第二次世界大戦の終結と戦後処理

― 戦争の終わりと新たな国際秩序の出発 ―


1行まとめ

第二次世界大戦は連合国の反攻と枢軸国の敗北によって終結し、戦後は国際連合の成立と冷戦構造の形成へと向かった。


基本情報

項目内容
時代1944〜1945年
戦局連合国の全面反攻
主な出来事ドイツ降伏・日本降伏
戦後処理戦犯裁判・占領政策
戦後秩序国際連合体制

年表

出来事
1944ノルマンディー上陸作戦
1945ヤルタ会談
1945ドイツ無条件降伏
1945ポツダム宣言
1945広島・長崎への原爆投下
1945日本降伏
1945国際連合成立

主な戦後会談・宣言

名称内容
ヤルタ会談ドイツ分割占領・対日参戦
ポツダム宣言日本の無条件降伏要求
サンフランシスコ体制日本の戦後処理(後)

戦後処理の内容

分野内容
領土ドイツ分割、日本の領土縮小
政治非軍事化・民主化
責任追及戦犯裁判
国際体制国際連合創設

覚えるべき重要キーワード一覧

  • ノルマンディー上陸作戦
  • ヤルタ会談
  • ポツダム宣言
  • 無条件降伏
  • 原子爆弾
  • 戦犯裁判
  • 国際連合
  • 安全保障理事会

【詳しい解説】

1943年以降、第二次世界大戦の主導権は完全に連合国側へと移っていた。1944年6月、連合国はフランス北部にノルマンディー上陸作戦を敢行し、西部戦線での本格的な反攻を開始した。これによりドイツは東西両面から圧迫され、戦争継続は困難となっていった。

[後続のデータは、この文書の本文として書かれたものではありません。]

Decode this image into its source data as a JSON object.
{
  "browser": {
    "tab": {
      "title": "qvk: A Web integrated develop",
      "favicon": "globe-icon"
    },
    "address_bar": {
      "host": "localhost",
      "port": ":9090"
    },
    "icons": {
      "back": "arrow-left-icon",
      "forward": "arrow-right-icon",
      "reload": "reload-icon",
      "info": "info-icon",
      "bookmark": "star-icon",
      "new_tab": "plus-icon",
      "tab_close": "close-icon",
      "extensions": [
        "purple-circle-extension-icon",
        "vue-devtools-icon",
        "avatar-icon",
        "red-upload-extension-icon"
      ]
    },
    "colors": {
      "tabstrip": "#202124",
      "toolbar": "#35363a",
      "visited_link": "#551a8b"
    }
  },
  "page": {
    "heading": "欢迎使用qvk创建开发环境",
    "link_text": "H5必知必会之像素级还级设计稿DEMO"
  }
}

一方、東部戦線ではソ連軍がドイツ領内へ進撃し、ベルリンを目指していた。1945年2月に行われたヤルタ会談では、アメリカ・イギリス・ソ連の首脳が集まり、戦後のドイツ処理や国際秩序について協議した。ここでドイツの分割占領、戦犯の処罰、国際連合の創設などが合意された。

1945年5月、ドイツは無条件降伏し、ヨーロッパでの戦争は終結した。しかし太平洋戦争はなお継続しており、日本本土への空襲や沖縄戦など、戦闘は激化していた。アメリカは早期終戦を狙い、1945年8月に広島・長崎へ原子爆弾を投下した。原爆は圧倒的な破壊力と放射線被害をもたらし、戦争のあり方そのものを変える兵器となった。

同時期、ソ連は対日参戦を行い、日本は国際的にも孤立を深めた。8月、日本政府はポツダム宣言を受諾し、無条件降伏を決定した。これにより、第二次世界大戦は完全に終結した。

戦後処理として、ドイツは米・英・仏・ソの四か国による分割占領が行われ、日本は連合国軍の占領下で非軍事化と民主化が進められた。また、戦争責任を問うため、ニュルンベルク裁判や東京裁判などの戦犯裁判が実施された。

戦争の反省を踏まえ、1945年には国際連合が成立した。国際連盟の反省点を踏まえ、安全保障理事会に常任理事国と拒否権を設けることで、集団安全保障の実効性を高めようとした。しかし、この仕組みは同時に大国主導の国際秩序を固定化する側面も持っていた。

こうして第二次世界大戦は終結したが、戦後世界はただちに平和へ向かったわけではなく、やがて米ソ対立を軸とする新たな緊張関係、すなわち冷戦へと移行していくことになる。


全体のまとめ

第二次世界大戦の終結は、戦争の惨禍と向き合う戦後処理と新たな国際秩序の構築を伴い、世界は冷戦という新しい対立構造へと進んでいった。


論述問題

問1

第二次世界大戦の終結過程について、ヨーロッパとアジアの違いに着目して説明せよ。

模範解答

ヨーロッパでは連合国の進撃とソ連軍のベルリン占領によりドイツが無条件降伏し戦争が終結した。一方アジアでは戦闘が継続し、原子爆弾投下とソ連参戦を受けて日本がポツダム宣言を受諾し降伏した。


問2

第二次世界大戦後に国際連合が設立された背景と、その特徴を説明せよ。

模範解答

国際連合は、国際連盟が侵略を防げなかった反省から設立された。安全保障理事会に常任理事国と拒否権を設けることで、大国を国際秩序に組み込み、集団安全保障の実効性を高めようとした点に特徴がある。